セラちゃんの雰囲気が一瞬で変わった。僕をニコニコしていた表情で見ていたセラちゃんは切断くんの方を振り返った瞬間、見た事無いくらいに冷めた表情に変わり目の色も黒から真紅に変化していた。威圧という物だろう、切断くんはセラちゃんに睨まれると小刻みに震え出した。離れた僕にも確認出来る程に、草食動物が食物連鎖カーストの頂点に自身が今から喰われるのだと直感した時みたいにその場から動けなくなってしまったように見える。セラちゃんは動けなくなった一瞬を見逃さなかった。僕が切断くんを見たと同時か僕の瞬き2回の開き切った時には切断くんの目の前に立っていて僕に今から何をするか見せない為なのか僕の破れた服の布切れを切断くんの頭から掛けた。そしていつもの可愛い顔に戻って僕の方に振り返りながらマジシャンが摩訶不思議な現象を客にお披露目するかのように、勢い良く外すとそこに居た筈の切断くんは塵一つ残らずに跡形も無く消えていた。一瞬の、本当に刹那だった。布切れを掛けていた時間も合わせての気が付いたらという気持ちで何が起きたのか分からない、超能力に値するショーだった。種も仕掛けも見破れる隙すら与えない異常な時間。
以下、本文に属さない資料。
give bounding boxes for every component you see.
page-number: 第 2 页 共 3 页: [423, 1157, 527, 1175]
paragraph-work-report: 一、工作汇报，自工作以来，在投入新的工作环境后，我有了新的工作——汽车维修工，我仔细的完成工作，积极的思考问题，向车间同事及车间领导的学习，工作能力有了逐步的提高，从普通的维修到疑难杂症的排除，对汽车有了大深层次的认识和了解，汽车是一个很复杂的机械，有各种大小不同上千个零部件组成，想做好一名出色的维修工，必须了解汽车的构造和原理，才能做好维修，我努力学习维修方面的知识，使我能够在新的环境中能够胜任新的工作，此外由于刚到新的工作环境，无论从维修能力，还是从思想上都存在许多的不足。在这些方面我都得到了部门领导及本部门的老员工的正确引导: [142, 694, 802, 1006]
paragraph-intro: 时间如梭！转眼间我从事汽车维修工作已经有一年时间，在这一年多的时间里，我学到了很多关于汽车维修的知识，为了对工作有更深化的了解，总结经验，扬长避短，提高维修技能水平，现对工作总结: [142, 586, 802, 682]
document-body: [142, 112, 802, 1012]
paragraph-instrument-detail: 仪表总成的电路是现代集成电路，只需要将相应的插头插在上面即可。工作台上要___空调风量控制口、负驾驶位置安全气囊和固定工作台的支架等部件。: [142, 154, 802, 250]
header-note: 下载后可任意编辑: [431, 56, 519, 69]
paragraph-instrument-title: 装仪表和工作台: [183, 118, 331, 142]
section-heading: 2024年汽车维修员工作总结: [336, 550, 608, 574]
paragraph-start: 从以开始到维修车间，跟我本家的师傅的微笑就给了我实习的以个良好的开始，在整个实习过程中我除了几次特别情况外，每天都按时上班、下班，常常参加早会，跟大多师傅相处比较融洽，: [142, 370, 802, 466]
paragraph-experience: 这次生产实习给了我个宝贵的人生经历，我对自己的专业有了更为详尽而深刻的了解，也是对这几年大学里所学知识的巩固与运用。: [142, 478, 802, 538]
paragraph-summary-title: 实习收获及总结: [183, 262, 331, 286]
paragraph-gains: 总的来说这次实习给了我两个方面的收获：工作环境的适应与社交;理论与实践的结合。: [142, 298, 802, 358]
セラちゃんは僕の方を向いて布切れを腕に掛けるとショーを終えたマジシャンの如く深く僕にはお辞儀をしてニコッと微笑む。ずっと見ていた微笑みは何故か普通に受け止めることが出来無くて、喉の奥から冷たくなる。冷や汗が背中を伝って徐々に動悸がして来た。僕の顔色が優れないと思ったのだろう、小走りで僕にセラちゃんが向かってくる。一歩ずつ僕に近付くセラちゃんを見て僕は動悸が大きくなる。息が苦しい…喉奥に冷たい物が引っ掛かっているようで、足は既に動く事が出来無い。平衡感覚が無くなり前のめりに膝から崩れ落ちる僕をセラちゃんが受け止めて僕の顔を見る。
「大丈夫?何かあった?大丈夫だよ、私が全部から緑お兄ちゃんを助けてあげるからね」

曇りの無い底抜けに明るい笑顔でそう言う彼女に僕は今、恐怖を感じた。